The Market for Tax Avoidance Advice

The closing of tax loopholes is not just in the interest of the state. Photo: iStock/agung fatria/ irina strelnikova, edited by MPI.

Whether it’s the Pandora Papers or Lux Leaks – tax evasion and avoidance cost EU states billions annually and cause a stir even though many of the activities that are uncovered or remain hidden are not illegal. This is the reason why, last summer, EU states introduced mandatory disclosure rules for certain cross-border tax arrangements – much to the annoyance of the tax consulting industry. However, a study by Kai A. Konrad analysed the market for tax planning and showed that not only states but also the top players among the tax experts stand to benefit from the new rule.

Auditing and consultancy companies, tax consultants and lawyers have a key role to play in tax avoidance as they are the architects of tax savings models for well-heeled individuals or big companies. Complex tax laws intertwine with international tax treaties to produce a mesh of regulations and framework conditions – more densely woven in some areas and more loosely in others. As a result, multinational companies in particular are able to entirely legally and systemically reduce their tax burden. For this they take advantage of legal loopholes and freedoms granted to them under civil law in order to arrange their affairs beneficially in terms of their tax burden.

External tax experts frequently assist in an “optimisation of the tax situation”. Some of them are particularly inventive and develop innovative tax avoidance products with colourful names such as “Goldfinger” or “Double Irish with a Dutch Sandwich” which they can generally adapt with very little effort for a range of different companies. These experts compete with other service providers who may imitate the tax saving models the experts have developed and sell these on themselves. At some point, the innovators among the tax tricksters end up with so many copycats that the business is no longer really worthwhile.

EU-wide directive on mandatory disclosure

The role of the legislator in the market for tax avoidance models is to close unwanted legal loopholes so that existing models can no longer be implemented. In order to accelerate this process, a new EU-wide directive on the mandatory disclosure of cross-border tax arrangements was introduced on 1 July 2020. The tax consultancy industry heavily criticised the legislative proposals in the lead up to this. Kai Konrad’s game theoretical analysis shows that closing legislative loopholes more quickly is not just in the interests of the tax state, but also benefits the more innovative tax consultancies. This is because closing up old tax loopholes means new demand for more imaginative tax planning models. Due to a lack of alternatives, these can initially be sold at higher prices. For the highly innovative consultants this exclusive business is more lucrative than selling old tax saving models in a highly competitive market. And it seems that the Treasury also benefits from the new situation. Since the new models are more expensive than the old ones, they are purchased by fewer businesses. As long as no affordable copycat products are available, it is more beneficial for some businesses to pay their taxes than to hire innovative but expensive tax experts to provide consultancy. For those leading the sector, this removes an apparent conflict of interest between the tax state and tax consultancies, who earn money with tax optimisation. This is in line with anecdotal evidence and studies reporting that some of the major companies generously provide their advice and specialist knowledge on tax issues to representatives of political parties or to the fiscal authority.

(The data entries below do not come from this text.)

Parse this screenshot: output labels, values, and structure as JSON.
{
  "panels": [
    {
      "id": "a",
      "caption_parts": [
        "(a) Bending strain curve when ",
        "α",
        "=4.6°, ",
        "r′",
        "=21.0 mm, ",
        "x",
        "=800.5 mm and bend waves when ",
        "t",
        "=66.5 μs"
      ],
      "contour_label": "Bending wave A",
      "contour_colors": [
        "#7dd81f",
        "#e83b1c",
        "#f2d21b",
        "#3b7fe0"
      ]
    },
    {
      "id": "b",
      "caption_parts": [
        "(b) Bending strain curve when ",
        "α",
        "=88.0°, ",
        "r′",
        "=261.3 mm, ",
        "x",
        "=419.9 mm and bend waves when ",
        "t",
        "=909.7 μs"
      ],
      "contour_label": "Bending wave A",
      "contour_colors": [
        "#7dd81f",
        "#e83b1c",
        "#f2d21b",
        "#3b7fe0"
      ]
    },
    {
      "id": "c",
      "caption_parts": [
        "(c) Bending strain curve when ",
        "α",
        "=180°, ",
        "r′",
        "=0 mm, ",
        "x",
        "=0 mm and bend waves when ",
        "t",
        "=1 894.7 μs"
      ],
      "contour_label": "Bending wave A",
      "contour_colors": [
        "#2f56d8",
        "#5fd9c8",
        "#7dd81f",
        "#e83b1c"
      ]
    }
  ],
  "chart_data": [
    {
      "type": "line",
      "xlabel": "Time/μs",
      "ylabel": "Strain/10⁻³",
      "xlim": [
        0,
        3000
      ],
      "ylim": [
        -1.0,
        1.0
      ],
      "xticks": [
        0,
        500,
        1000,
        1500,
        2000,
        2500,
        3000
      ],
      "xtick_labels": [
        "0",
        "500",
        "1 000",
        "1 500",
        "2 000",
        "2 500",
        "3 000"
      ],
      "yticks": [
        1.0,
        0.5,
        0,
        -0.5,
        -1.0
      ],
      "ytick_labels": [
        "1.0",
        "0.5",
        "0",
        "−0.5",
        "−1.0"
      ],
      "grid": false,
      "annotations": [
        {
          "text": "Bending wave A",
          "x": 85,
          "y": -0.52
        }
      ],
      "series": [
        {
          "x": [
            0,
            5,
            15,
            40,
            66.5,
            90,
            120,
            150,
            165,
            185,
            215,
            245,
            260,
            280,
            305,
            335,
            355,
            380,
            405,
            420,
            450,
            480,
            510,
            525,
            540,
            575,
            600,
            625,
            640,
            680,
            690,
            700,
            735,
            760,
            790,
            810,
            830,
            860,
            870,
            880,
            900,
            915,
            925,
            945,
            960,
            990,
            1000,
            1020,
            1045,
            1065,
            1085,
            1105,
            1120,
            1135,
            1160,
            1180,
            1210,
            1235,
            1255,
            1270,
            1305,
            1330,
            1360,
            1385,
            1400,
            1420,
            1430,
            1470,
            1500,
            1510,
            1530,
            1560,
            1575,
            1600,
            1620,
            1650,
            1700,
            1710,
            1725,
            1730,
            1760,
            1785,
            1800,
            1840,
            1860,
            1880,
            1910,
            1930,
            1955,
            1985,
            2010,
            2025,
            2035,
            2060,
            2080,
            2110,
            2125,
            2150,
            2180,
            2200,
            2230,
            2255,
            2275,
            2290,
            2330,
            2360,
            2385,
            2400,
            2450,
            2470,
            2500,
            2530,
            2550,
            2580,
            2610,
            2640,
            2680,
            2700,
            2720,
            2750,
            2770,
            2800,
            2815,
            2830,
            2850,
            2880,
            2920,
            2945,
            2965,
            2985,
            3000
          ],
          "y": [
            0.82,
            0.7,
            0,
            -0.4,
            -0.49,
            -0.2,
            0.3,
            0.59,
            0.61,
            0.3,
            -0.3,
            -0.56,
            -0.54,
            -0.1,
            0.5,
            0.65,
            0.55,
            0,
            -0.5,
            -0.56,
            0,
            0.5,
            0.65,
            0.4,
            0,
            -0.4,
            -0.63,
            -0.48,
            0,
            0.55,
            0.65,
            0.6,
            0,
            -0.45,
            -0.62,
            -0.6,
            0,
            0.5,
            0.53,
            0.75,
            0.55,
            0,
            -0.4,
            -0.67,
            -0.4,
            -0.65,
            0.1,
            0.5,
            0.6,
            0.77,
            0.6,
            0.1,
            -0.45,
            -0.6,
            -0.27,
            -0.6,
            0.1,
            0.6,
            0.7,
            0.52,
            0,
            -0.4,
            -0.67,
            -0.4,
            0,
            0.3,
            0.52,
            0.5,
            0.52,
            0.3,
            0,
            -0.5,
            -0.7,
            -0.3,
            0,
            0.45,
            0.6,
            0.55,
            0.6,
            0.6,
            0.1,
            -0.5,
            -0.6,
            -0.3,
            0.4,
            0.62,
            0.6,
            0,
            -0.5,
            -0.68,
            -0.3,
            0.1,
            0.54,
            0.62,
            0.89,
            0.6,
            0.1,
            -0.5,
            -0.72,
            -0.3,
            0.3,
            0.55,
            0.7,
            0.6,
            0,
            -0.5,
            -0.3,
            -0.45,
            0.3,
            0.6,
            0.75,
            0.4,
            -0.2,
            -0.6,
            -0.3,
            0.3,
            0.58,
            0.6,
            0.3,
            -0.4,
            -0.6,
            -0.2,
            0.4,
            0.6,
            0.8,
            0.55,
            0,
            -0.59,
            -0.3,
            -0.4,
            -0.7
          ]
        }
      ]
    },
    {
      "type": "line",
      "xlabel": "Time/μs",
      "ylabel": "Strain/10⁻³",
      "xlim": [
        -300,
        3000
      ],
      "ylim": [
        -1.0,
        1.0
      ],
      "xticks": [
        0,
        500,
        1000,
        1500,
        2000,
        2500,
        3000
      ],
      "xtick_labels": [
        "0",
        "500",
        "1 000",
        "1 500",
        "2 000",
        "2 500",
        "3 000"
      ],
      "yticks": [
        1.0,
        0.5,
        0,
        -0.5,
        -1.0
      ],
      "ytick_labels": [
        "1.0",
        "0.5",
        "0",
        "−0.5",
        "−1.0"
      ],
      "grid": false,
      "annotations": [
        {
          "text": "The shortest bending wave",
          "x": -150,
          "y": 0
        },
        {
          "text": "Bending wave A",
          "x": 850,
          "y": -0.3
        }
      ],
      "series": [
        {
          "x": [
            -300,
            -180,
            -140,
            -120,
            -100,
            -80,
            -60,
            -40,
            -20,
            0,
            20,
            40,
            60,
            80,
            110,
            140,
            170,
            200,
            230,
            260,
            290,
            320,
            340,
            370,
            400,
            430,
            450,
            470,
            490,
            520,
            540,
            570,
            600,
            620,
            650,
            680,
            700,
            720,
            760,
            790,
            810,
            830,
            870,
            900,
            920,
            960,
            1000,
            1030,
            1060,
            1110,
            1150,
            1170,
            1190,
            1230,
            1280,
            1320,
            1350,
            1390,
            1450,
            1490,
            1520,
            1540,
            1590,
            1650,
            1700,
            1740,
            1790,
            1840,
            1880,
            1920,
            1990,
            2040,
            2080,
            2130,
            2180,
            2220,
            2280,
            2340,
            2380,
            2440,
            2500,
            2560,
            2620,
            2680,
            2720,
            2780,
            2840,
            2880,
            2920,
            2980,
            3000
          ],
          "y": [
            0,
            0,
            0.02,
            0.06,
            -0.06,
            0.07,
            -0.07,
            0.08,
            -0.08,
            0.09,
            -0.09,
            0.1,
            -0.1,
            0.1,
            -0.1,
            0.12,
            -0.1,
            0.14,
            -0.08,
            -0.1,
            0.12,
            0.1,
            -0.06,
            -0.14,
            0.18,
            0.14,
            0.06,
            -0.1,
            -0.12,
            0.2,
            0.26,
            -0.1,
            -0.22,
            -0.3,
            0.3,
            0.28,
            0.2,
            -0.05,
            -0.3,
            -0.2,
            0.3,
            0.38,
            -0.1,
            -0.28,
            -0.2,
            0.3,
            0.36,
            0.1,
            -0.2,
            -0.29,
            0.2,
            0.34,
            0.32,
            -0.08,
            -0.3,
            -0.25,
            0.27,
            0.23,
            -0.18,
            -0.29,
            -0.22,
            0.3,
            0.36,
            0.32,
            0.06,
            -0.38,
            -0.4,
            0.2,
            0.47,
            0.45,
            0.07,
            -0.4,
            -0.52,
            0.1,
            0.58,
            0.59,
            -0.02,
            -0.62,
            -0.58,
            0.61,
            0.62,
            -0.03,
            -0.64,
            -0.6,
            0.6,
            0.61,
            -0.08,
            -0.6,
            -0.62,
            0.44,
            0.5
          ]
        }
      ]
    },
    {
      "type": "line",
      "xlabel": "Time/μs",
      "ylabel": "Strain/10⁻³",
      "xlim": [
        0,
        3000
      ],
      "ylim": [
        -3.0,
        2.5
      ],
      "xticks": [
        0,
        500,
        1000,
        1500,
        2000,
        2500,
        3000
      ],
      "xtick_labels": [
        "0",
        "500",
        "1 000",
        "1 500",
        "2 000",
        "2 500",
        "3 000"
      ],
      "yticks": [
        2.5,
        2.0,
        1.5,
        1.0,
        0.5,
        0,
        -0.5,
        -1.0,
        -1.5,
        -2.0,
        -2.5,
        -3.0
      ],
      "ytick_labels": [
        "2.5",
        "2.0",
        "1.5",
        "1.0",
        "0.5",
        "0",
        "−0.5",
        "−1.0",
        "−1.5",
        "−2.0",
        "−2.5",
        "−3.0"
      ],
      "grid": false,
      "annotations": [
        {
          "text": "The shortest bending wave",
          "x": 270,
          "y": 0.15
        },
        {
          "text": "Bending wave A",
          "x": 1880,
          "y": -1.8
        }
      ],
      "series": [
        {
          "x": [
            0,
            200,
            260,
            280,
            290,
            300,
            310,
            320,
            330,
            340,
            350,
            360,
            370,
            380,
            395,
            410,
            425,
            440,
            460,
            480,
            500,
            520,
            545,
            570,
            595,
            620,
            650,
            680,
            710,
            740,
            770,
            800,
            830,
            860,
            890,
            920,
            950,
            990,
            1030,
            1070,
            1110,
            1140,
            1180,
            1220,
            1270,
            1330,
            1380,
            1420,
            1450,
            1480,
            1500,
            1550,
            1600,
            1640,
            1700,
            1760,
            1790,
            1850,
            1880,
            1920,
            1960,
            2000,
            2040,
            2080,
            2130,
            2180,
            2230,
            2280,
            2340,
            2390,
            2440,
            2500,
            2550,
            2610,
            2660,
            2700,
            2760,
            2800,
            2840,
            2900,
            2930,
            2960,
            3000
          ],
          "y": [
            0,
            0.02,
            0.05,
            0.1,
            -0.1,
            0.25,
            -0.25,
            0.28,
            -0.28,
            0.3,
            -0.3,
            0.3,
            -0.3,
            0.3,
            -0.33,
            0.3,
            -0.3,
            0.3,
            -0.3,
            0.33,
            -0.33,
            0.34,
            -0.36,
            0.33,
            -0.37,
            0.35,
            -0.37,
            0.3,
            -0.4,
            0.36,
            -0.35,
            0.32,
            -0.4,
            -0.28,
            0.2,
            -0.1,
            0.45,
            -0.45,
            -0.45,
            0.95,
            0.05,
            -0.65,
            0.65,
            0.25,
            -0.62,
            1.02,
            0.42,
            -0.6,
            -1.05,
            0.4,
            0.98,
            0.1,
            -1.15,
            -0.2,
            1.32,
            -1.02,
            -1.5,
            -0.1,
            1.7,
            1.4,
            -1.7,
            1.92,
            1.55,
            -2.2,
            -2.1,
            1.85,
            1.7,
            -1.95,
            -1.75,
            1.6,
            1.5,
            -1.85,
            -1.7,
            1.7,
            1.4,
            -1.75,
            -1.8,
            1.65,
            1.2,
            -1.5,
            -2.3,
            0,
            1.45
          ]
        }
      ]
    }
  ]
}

Which Strategies Do the Market Participants Apply?

Kai A. Konrad examined the optimal behaviour strategies for the individual players in the market for tax avoidance and identified the following: a key factor in the market equilibrium is the relationship between the time it takes the tax authorities to close the tax loopholes and the time needed to develop new innovative tax planning models.

An optimal situation from the perspective of welfare economics – even though unrealistic –  would be one where the tax authorities respond immediately to new tax avoidance products and can prevent these even before they are used.

A monopolistic situation with individual innovative businesses developing and selling new tax saving models, but where the legislator is able to intervene before copycats come in to imitate the products, is better for the tax state than a competitive situation in which lots of service providers crowd into the market with established tax avoidance products. The top consultancies will also benefit from the monopolistic situation because they are then able to earn significantly more. However, calculations show that if a competitive situation emerges, then periods where there are innovative tax planning products in a monopolistic market alternate with periods in which many businesses supply tax avoidance products in a competitive market. This would benefit those less innovative businesses; however, it is not in the interest of the tax authorities and is not beneficial for the top consultancies.    

Konrad, K. A., 2021. Dynamics of the market for corporate tax avoidance advice. Scandinavian Journal of Economics, 123(1), S. 267-294.